Yataktan kalkıp hızla tuvaletteki aynanın karşısına geçtim. Saçlarımı açtım ve at kuyruğu olacak şekilde topladım. At kuyruğunu tutamlar halinde yayarak tel tokayla tutturdum. At kuyruğunu tamamen tel tokayla tutturunca ellerimle saçımı kontrol ettim. Peruğumu aldım ve alnımdan arkaya doğru yerleştirdim. Tokaları tutturarak başıma tamamen oturmasını sağladım. Herhangi bir noktasını yanlış yaptım mı diye kontrol ettim ve yanlış yapmadığımı görünce gülümsedim.

Odaya geri döndüğümde Kris'in kalkmış, hatta giyinmiş olduğunu fark ettim.

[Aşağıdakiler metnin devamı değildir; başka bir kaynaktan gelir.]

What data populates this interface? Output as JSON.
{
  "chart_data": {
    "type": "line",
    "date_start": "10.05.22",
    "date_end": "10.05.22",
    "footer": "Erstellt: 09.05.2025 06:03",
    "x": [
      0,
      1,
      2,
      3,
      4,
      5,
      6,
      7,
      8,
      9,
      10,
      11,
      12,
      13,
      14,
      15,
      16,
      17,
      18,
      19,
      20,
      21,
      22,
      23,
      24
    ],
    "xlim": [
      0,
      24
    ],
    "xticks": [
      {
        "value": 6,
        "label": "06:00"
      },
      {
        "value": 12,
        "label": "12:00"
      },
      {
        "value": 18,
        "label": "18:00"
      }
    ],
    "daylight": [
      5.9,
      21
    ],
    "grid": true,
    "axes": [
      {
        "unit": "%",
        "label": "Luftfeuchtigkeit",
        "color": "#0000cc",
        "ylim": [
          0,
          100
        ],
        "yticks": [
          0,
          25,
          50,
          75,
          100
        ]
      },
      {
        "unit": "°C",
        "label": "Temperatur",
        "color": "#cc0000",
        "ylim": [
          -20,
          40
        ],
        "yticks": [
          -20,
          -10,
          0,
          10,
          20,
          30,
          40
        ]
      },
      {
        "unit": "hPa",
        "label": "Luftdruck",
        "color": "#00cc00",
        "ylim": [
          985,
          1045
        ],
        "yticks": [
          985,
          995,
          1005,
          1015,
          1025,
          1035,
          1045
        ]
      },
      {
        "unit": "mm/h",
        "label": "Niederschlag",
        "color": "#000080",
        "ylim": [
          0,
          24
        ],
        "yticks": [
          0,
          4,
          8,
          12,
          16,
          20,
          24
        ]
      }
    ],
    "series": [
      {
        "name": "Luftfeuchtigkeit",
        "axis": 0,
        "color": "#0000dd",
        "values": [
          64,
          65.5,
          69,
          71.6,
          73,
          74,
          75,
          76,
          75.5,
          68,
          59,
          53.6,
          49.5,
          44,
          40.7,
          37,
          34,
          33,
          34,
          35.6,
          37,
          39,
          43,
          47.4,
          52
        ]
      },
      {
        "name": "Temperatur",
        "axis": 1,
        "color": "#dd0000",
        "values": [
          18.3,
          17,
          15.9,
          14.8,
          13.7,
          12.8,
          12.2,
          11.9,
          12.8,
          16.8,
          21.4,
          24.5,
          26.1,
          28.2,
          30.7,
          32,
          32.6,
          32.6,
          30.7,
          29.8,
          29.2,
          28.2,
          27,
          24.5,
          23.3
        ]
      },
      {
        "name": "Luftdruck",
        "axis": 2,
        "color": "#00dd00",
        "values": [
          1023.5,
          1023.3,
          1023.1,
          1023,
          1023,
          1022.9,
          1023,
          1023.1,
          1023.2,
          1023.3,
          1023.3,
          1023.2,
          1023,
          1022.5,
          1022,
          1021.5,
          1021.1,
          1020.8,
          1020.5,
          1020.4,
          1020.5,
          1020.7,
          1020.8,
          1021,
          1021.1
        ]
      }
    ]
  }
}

Çantaları da toplamıştı. Daha demin yerinden kalkamayacak kadar uykulu olan o değilmiş gibiydi.

"Al." Yanımdan geçerken elindekileri bana fırlattı. Aslında bana değil, doğruca yüzüme!

"Ya!" Onca uğraşla taktığım peruğumu mahvediyordu. Kafama fırlattığı şeyin ne olduğunu ancak yüzümden alıp uzaklaştırınca fark edebildim. Kıyafetlerimdi. Ağzımdan belli belirsiz bir teşekkür döküldü ve yeniden tuvalete girdim.

Üstümü giyinip yeniden dışarı çıktım. Suho Kris ile bir şeyler konuşuyordu. Ben içeri girdiğimde ise konuşmaları kesildi ve başlarını bana çevirdiler.

"Gidelim." dedi Suho.

İkisinin ne hakkında konuştuklarını merak ediyordum ancak bunu sormayacaktım. Odadan çıktık. Hiçbir şey demeden onları takip ediyordum. Ortamda elle tutulur bir gerginlik vardı ve bunun nedeni hakkında en ufak bir fikrim yoktu. Asansörle aşağı kata inerken ayaklarıma bakıyordum; Kris veya Suho'ya değil.